Pursuing the course of these grand revolutions further, we find notice of an unexampled earthquake, which, on the 25th of January, 1348, shook Greece, Italy and the neighbouring countries. Naples, Rome, Pisa, Bologna, Padua, Venice and many other cities suffered considerably: whole villages were swallowed up. Castles, houses and churches, were overthrown, and hundreds of people were buried beneath their ruins.[38] In Carinthia, thirty villages, together with all the churches, were demolished; more than a thousand corpses were drawn out of the rubbish; the city of Villach was so completely destroyed, that very few of its inhabitants were saved; and when the earth ceased to tremble, it was found that mountains had been moved from their positions, and that many hamlets were left in ruins.[39] It is recorded, that during this earthquake, the wine in the casks became turbid, a statement which may be considered as furnishing a proof, that changes causing a decomposition of the atmosphere had taken place; but if we had no other information from which the excitement of conflicting powers of nature during these commotions, might be inferred, yet scientific observations in modern times have shewn, that the relation of the atmosphere to the earth is changed by volcanic influences. Why then, may we not, from this fact, draw retrospective inferences respecting those extraordinary phenomena?
Independently of this, however, we know that during this earthquake, the duration of which is stated by some to have been a week, and by others, a fortnight, people experienced an unusual stupor and headache, and that many fainted away.[40]
These destructive earthquakes extended as far as the neighbourhood of Basle,[41] and recurred until the year 1360, throughout Germany, France, Silesia, Poland, England and Denmark, and much further north.[42]
Great and extraordinary meteors appeared in many places, and were regarded with superstitious horror. A pillar of fire, which on the 20th of December, 1348, remained for an hour at sun rise over the pope’s palace in Avignon;[43] a fireball, which in August of the same year was seen at sunset over Paris, and was distinguished from similar phenomena, by its longer duration,[44] (not to mention other instances mixed up with wonderful prophecies and omens), are recorded in the chronicles of that age.

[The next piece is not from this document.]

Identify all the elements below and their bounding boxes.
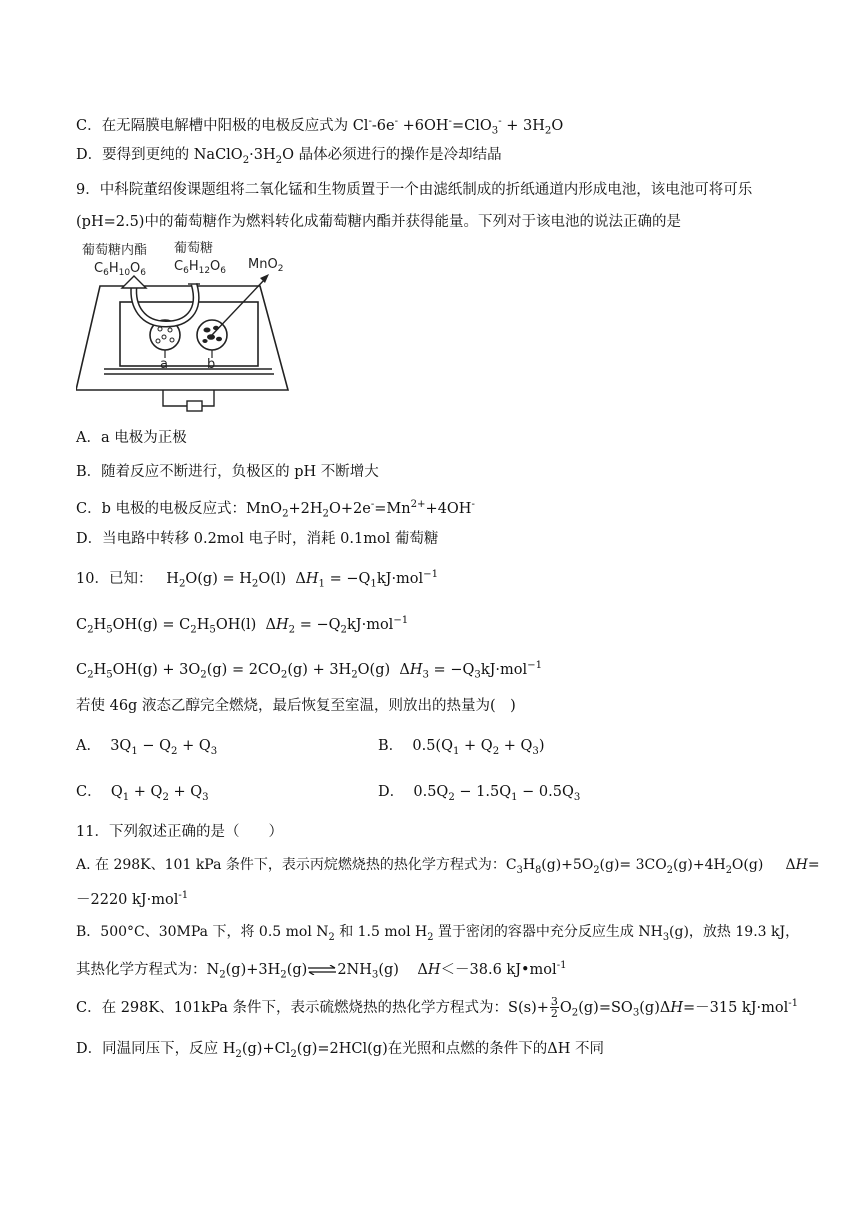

The order of the seasons seemed to be inverted,—rains, floods and failures in crops were so general, that few places were exempt from them; and though an historian of this century assures us, that there was an abundance in the granaries and storehouses,[45] all his contemporaries, with one voice, contradict him. The consequences of failure in the crops were soon felt, especially in Italy and the surrounding countries, where, in this year, a rain which continued for four months, had destroyed the seed. In the larger cities, they were compelled, in the spring of 1347, to have recourse to a distribution of bread among the poor, particularly at Florence, where they erected large bake-houses, from which, in April, ninety-four thousand loaves of bread, each of twelve ounces in weight, were daily dispensed.[46] It is plain, however, that humanity could only partially mitigate the general distress, not altogether obviate it.
Diseases, the invariable consequence of famine, broke out in the country, as well as in cities; children died of hunger in their mothers’ arms,—want, misery and despair, were general throughout Christendom.[47]